I always enjoy situations where I can turn a student’s perspective around in a way that makes the student feel better about him/herself, but this got me thinking…if I hadn’t had that chance interaction with this particular student, how long would she have gone on thinking that her progress report was evidence that she was somehow inadequate? Most people’s perception of teachers is that we teach kids facts, give them homework and tests, and assign grades. We’re supposed to be expert judges of our students, and our judgment of them (in the form of a grade) defines them as people. My students are often shocked to find out that I like them (and that goes for pretty much all of them) regardless of their academic standing.
It’s sobering to think that out of the 120 students I see every day, 110 of them probably incorrectly assume I don’t like them very much because they’re not among the top 10% of my students.
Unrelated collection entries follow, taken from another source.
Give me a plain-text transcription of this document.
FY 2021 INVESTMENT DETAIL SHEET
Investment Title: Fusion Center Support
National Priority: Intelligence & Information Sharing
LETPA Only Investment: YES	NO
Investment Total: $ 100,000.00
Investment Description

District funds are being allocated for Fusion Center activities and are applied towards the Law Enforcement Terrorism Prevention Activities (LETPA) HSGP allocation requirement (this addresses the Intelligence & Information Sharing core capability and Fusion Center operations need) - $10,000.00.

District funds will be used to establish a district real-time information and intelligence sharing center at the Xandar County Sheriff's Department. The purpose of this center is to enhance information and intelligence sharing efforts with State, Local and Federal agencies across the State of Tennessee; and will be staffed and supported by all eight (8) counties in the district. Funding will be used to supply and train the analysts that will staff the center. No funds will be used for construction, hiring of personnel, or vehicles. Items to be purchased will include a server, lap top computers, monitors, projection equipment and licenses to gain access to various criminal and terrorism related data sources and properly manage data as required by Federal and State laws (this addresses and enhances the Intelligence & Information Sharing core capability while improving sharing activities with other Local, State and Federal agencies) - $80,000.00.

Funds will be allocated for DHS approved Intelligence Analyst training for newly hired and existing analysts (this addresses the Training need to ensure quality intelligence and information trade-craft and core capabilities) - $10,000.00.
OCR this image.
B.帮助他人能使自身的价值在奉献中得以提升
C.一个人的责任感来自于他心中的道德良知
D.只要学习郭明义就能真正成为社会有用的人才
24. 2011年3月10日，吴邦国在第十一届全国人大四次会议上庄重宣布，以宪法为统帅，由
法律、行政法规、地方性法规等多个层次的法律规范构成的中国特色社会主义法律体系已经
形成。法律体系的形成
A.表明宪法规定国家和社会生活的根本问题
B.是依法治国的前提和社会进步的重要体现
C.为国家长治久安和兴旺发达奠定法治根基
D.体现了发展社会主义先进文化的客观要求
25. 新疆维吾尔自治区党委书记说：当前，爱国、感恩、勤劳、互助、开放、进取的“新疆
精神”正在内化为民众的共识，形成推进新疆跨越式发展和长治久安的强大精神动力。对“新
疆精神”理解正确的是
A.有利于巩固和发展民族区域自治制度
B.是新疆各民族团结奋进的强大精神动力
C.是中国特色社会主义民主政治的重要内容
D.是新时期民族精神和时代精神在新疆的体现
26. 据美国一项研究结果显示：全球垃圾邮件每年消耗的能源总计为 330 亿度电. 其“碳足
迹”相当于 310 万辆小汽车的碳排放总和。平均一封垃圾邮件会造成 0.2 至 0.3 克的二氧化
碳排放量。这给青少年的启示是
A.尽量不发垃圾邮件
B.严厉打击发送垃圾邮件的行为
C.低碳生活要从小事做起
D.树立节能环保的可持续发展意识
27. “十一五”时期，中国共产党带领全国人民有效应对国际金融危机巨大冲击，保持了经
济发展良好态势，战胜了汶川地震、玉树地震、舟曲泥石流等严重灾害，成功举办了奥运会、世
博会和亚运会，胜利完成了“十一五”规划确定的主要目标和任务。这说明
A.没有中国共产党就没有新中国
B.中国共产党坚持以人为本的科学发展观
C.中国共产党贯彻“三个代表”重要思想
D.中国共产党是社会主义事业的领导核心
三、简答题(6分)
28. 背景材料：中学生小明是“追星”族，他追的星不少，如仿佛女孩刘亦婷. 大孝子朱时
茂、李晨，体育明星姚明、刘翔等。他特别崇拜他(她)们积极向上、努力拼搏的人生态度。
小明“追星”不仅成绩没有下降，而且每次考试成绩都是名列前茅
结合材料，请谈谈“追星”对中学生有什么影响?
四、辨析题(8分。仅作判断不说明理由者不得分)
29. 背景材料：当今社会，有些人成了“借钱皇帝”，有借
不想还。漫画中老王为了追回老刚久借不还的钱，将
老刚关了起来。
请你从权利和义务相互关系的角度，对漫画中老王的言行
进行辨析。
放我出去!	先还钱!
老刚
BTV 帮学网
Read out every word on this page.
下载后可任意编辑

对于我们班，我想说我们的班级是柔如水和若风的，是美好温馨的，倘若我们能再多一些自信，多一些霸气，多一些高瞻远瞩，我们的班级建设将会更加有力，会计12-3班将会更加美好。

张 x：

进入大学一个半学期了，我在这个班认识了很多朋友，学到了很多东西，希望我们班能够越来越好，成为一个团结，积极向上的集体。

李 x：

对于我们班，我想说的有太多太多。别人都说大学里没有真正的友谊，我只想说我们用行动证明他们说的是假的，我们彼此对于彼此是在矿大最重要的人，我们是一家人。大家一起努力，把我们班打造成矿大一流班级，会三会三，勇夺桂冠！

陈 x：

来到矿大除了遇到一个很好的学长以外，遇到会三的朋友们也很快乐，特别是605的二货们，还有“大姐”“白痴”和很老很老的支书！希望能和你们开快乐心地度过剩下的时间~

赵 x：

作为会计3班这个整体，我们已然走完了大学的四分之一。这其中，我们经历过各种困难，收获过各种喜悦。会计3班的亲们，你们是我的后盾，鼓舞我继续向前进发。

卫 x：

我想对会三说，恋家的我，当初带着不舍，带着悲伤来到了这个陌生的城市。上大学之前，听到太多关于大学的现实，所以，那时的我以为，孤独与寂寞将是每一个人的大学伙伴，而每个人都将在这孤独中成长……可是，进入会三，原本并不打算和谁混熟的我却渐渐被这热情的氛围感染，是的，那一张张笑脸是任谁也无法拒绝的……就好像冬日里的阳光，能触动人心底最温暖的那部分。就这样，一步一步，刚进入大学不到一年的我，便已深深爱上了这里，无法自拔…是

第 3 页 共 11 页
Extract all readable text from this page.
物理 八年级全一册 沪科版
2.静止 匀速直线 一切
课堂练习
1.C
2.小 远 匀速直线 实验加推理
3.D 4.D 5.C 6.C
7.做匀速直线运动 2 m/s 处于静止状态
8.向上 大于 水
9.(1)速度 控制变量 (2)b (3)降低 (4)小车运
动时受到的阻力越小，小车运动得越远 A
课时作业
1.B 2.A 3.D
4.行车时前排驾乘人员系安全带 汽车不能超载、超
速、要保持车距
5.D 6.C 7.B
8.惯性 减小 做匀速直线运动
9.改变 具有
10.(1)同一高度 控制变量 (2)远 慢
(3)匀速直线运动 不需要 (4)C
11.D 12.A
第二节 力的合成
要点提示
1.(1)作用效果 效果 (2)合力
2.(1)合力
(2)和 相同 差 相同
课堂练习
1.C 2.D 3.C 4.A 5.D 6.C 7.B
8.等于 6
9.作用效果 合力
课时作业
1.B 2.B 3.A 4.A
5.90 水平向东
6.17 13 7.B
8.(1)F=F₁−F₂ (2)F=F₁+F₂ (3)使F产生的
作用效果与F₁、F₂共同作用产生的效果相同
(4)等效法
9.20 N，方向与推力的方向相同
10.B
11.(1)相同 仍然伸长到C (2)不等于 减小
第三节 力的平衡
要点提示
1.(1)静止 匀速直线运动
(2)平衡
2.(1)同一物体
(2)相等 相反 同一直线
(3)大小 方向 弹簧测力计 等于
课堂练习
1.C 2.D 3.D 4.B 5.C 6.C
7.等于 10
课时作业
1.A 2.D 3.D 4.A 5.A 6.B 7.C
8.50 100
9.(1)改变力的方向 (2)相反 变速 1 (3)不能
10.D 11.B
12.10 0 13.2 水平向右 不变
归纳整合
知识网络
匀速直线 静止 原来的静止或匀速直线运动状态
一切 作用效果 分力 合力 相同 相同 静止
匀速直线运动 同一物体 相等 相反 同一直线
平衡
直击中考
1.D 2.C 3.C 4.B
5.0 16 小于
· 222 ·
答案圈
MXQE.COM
It’s even more sobering to think that out of the 1600 students in my school, 1500 of them probably think that none of their teachers like them, for the same reason. This is one of the intangibles that bothers me most about the over-emphasis on high-stakes testing. The more emphasis we place on a single grade or score, the more kids believe that this one score defines them, and the more they think that if they don’t measure up on the test, it means they’re no good.
Much has been written about self talk and academic performance: positive self talk improves academic performance and negative self talk reduces it. This correlation has been observed at all levels, from elementary school through college. Therefore, if over-emphasis on grades produces negative self talk in a significant number of students, it would create a feedback loop in which the negative self talk and the reduced academic performance reinforce each other, sending these students into a downward spiral. I would be interested to see data that look specifically at the self talk that follows from grades and test scores. In other words, I would love to know how few students actually believe, in the absence of any outside influence, that they are better than their test scores.